Solution: We recall that a matrix $M$ of size $n \times n$ is diagonalizable if and only if $M$ has $n$ linearly independent eigenvectors. Let us find the eigenvalues of the matrix $M$. The characteristic polynomial of $M$ is given by
\begin{align*}
\det (M - \lambda I) & = \det \begin{bmatrix}
4 - \lambda & -3 \\
1 & -\lambda \\
\end{bmatrix} \\
& = \lambda ^2 - 4\lambda + 3.
\end{align*}
Eigenvalue of $M$ are the roots of the characteristic polynomial.
\[
\lambda ^2 - 4\lambda + 3 = (\lambda -3)(\lambda -1) = 0.
\]
Thus, the eigenvalues are $1$ and $3$. Since the eigenvalues are distinct, the corresponding eigenvectors will be linearly independent and hence the matrix $M$ is diagonalizable.
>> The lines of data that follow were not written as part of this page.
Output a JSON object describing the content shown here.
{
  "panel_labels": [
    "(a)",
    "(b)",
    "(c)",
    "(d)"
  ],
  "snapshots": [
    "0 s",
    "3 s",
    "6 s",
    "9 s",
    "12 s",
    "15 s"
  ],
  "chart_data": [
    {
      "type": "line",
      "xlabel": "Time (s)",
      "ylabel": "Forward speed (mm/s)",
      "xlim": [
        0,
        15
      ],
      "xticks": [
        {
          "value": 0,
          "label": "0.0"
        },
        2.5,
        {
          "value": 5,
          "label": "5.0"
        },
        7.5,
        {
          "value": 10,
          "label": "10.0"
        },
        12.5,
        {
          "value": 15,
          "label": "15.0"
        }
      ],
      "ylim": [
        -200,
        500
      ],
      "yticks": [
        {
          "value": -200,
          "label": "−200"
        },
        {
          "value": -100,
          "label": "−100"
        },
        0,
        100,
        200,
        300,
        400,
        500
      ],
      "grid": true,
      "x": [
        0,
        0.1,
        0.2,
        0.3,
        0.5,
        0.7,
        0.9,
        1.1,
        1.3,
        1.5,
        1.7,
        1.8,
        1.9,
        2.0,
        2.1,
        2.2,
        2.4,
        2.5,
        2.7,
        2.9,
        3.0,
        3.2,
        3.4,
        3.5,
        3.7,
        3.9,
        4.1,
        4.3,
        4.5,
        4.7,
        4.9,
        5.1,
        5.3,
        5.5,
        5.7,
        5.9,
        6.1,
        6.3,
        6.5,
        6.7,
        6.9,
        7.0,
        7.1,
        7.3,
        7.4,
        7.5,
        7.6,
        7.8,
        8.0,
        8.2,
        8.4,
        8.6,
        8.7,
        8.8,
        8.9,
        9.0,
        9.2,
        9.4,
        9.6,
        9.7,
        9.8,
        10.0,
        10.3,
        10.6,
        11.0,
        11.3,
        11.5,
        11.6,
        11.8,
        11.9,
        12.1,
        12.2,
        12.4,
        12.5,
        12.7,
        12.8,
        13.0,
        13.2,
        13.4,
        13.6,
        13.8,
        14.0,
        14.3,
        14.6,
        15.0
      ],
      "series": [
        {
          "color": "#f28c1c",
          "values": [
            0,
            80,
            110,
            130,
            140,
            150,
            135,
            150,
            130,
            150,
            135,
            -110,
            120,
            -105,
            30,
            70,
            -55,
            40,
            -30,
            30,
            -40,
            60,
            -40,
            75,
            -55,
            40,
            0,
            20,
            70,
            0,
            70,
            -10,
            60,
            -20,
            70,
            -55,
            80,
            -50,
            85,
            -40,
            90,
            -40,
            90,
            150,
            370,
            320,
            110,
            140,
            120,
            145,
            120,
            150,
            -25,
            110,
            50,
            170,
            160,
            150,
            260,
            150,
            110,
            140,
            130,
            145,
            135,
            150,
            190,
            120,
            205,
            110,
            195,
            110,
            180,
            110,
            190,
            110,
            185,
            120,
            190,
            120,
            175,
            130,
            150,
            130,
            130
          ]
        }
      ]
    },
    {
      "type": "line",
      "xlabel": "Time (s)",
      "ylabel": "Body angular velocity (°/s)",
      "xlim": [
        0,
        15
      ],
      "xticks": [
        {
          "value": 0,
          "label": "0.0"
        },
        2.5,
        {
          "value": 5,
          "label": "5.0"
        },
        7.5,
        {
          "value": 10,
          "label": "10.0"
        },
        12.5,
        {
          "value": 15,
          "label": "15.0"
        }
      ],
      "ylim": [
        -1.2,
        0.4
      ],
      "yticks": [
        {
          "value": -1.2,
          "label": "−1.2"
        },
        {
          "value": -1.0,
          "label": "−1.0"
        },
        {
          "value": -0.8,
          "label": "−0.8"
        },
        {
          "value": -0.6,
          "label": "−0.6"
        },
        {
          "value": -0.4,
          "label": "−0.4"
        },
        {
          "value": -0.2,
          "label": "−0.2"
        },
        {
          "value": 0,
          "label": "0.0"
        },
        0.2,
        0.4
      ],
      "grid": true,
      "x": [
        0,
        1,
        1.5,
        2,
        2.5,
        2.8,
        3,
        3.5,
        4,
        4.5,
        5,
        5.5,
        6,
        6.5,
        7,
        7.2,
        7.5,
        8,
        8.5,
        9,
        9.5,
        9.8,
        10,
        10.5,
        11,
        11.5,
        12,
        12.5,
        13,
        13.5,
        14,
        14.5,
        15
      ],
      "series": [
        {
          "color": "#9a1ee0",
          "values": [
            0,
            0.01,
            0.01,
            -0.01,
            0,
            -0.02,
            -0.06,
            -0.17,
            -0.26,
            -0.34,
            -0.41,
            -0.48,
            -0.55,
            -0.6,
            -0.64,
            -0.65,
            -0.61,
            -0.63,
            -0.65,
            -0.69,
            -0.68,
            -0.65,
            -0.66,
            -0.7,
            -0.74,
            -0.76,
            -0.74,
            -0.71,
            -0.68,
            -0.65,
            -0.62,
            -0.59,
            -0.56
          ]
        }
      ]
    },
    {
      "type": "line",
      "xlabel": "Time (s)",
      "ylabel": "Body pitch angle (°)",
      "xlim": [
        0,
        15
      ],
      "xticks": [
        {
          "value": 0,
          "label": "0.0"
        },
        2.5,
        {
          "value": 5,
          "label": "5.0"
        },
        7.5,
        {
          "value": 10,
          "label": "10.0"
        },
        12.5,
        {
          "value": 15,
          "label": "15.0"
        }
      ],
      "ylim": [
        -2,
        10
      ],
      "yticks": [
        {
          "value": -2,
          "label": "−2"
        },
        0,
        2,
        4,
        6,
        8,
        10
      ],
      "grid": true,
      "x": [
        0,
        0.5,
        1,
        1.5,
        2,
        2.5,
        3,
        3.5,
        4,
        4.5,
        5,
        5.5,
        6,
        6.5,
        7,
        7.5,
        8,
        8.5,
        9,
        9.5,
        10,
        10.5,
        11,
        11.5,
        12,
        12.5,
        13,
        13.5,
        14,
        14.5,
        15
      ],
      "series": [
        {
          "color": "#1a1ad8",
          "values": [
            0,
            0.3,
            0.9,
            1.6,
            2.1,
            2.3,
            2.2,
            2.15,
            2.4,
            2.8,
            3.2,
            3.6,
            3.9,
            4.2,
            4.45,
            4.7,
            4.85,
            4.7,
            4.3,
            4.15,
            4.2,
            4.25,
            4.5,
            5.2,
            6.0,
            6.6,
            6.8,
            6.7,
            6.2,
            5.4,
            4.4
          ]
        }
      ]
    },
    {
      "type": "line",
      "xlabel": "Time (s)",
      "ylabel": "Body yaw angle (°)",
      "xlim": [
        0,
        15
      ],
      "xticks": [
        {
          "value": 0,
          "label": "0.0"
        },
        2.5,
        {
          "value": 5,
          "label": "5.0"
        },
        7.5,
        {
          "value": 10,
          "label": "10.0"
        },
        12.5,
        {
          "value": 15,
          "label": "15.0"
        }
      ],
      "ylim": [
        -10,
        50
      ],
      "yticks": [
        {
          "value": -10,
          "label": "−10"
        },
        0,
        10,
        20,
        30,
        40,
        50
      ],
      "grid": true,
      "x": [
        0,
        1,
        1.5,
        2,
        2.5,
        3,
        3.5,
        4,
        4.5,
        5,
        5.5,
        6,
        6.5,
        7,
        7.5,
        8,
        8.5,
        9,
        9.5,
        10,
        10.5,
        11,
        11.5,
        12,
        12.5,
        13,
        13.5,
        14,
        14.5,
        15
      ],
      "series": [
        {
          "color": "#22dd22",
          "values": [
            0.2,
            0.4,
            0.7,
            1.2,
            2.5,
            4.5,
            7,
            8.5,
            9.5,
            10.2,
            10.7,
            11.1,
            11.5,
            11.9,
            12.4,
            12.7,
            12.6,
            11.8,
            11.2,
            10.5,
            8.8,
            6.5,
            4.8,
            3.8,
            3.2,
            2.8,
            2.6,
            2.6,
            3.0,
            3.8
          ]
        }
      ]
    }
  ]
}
Now we will prove the following lemma.
Let $M$ is a diagonalizable matrix and $p(x)$ be any polynomial. Then $f(M)$ is also diagonalizable.
Proof: Given that $M$ is diagonalizable matrix, so we can find nonsingular matrix $P$ and a diagonal matrix $D = \mathrm{diag}\left[ \lambda _1, \lambda _2, \dots, \lambda _n \right] $ such that
\[
M = P D P ^{-1}.
\]
Let
\[
f(x) = \sum_{i=0}^{k} a_i x^i, \quad a_k \neq 0,
\]
be any polynomial of degree $k$. Then
\begin{align*}
f(M) & = \sum_{i=0}^{k} a_i M^i \\
& = \sum_{i= 0} ^{k} a_i \left( P D P ^{-1} \right)^i \\
& = P \left[ \sum_{i=0}^{k} a_i D^i \right] P ^{-1} \\
& = P D' P ^{-1} ,
\end{align*}
where $D'$ is a diagonal matrix. Thus, $f(M)$ is diagonalizable.
Therefore, $M^8 + M^{12}$ and $M^7 + M^9$ are diagonalizable matrices. Thus, both P and Q are TRUE.